Fleet resource utilization metrics

Stay organized with collections Save and categorize content based on your preferences.

This page dives deeper into the fleet resource utilization metrics described in Use the Anthos overview. These metrics describe how effectively your clusters are utilizing the physically available resources you pay for or resources that you allocate on on-premises hardware. You can use this information to understand resource utilization effectiveness at scale, on a fleet level, and to either optimize cluster size and resource allocation across clusters or optimize how application teams request and reserve resources.

This page explains how these metrics are calculated and provides some tips for how to use thse metrics to optimize resource usage.

Understand resource utilization metrics

The following metrics are provided in the Anthos overview, calculated using information from Cloud Monitoring on your fleet clusters.

CPU metrics

  • Total CPU utilization: An average of all points-in-time for a given time period where point-in-time is a ratio between allocatable and used resources across all clusters that belong to a fleet.
    • Used: The amount of CPU used by all containers across all clusters that belong to a fleet.

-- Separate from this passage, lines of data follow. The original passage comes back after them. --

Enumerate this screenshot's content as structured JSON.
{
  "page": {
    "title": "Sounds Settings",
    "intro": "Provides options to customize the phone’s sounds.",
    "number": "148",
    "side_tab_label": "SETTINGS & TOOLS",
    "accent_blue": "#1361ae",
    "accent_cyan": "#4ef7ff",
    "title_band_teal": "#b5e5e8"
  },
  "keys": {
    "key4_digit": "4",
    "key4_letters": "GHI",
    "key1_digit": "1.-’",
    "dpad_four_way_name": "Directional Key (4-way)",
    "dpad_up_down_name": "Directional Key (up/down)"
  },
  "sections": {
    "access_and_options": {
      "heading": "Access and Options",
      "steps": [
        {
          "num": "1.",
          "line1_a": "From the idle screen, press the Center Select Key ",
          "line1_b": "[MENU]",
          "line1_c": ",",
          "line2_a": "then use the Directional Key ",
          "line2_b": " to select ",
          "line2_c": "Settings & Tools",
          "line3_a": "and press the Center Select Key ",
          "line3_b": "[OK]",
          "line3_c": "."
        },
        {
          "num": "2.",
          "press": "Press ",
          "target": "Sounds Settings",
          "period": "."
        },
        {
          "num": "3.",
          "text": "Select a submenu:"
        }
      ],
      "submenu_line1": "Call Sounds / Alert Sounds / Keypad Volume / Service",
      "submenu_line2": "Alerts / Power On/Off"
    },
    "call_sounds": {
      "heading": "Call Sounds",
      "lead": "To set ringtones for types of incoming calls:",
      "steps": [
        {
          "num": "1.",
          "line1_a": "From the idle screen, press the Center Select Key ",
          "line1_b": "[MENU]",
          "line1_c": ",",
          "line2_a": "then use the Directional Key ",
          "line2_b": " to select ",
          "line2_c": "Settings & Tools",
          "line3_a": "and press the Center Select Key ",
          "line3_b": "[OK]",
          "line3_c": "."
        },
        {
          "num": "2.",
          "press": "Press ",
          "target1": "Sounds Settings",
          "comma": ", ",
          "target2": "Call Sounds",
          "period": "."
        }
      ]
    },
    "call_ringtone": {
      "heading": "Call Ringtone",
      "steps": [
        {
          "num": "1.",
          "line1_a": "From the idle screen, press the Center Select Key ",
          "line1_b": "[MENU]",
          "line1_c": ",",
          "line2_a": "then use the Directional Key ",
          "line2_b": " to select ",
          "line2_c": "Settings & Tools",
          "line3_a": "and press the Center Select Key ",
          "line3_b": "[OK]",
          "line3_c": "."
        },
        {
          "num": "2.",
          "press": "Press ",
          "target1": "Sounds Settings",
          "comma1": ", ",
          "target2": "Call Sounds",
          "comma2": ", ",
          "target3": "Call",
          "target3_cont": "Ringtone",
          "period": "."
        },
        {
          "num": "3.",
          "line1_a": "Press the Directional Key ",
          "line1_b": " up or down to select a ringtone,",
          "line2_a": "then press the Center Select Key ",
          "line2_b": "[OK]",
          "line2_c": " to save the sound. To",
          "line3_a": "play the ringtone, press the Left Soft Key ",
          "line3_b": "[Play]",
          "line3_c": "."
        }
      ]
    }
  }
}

Calculated from the container/cpu/core_usage_time metric.
    • Allocatable: The amount of CPU allocated to all nodes across all clusters that belong to a fleet. Calculated from the node/cpu/allocatable_cores metric.
  • CPU utilization by fleet: Shows the relationship between the following CPU metrics:
    • Used: The amount of CPU used by all containers across all clusters that belong to a fleet. Calculated from the container/cpu/core_usage_time metric.
    • Requested: The amount of CPU requested by all containers across all clusters that belong to a fleet. Calculated from the container/cpu/request_cores metric.
    • Allocatable: The amount of CPU allocated to all nodes across all clusters that belong to a fleet. Calculated from the node/cpu/allocatable_cores metric.
  • Top CPU utilization by cluster: Cluster list sorted by an average of all points-in-time for a given time period where point-in-time is a ratio between allocatable and used resources for a particular cluster.

Memory metrics

  • Total memory utilization: An average of all points-in-time for a given time period where point-in-time is a ratio between allocatable and used resources across all clusters that belong to a fleet.
    • Used: The amount of non-evictable memory used by all containers across all clusters that belong to a fleet. Calculated from the container/memory/used_bytes metric.
    • Allocatable: The amount of memory allocated to all nodes across all clusters that belong to a fleet. This metric is shown on the Clusters page. Calculated from the node/memory/allocatable_bytes metric.
  • Memory utilization by fleet: Shows the relationship between the following memory metrics:
    • Used: The amount of non-evictable memory used by all containers across all clusters that belong to a fleet. Calculated from the container/memory/used_bytes metric.
    • Requested: The amount of memory requested by all containers across all clusters that belong to a fleet. Calculated from the container/memory/request_bytes metric.
    • Allocatable: The amount of memory allocated to all nodes across all clusters that belong to a fleet. Calculated from the node/memory/allocatable_bytes metric.
  • Top memory utilization by cluster: Cluster list sorted by an average of all points-in-time for a given time period where point-in-time is a ratio between allocatable and used resources for a particular cluster.
    • Used: The amount of non-evictable memory used by all containers in a cluster. Calculated from the container/memory/used_bytes metric.
    • Allocatable: The amount of memory allocated to all nodes in a cluster. This metric is shown on the Clusters page. Calculated from the node/memory/allocatable_bytes metric.

Disk metrics

  • Total disk utilization: An average of all points-in-time for a given time period where point-in-time is a ratio between allocatable and used resources across all clusters that belong to a fleet.
  • Disk utilization by fleet: Shows the relationship between the following storage metrics:
  • Top disk utilization by cluster: Cluster list sorted by an average of all points-in-time for a given time period where point-in-time is a ratio between allocatable and used resources for a particular cluster.

Use resource utilization metrics

The following tips can help you use the metrics in the console to identify and address problems:

  • If your fleet's Total CPU/Memory/Disk utilization indicates unexpectedly high or low utilization over the last seven days, always check the corresponding CPU/Memory/Disk utilization by fleet chart to evaluate if the unexpected utilization is constant or caused by usage spikes.
  • If Top CPU/Memory/Disk utilization by cluster indicates individual clusters that behave differently than the rest, consider investigating those particular clusters more closely. Consider resizing the clusters if possible.
  • CPU/Memory/Disk utilization by fleet lets you observe the ratio between used and requested resources. A big difference between the two might mean that application teams are requesting and reserving too many resources.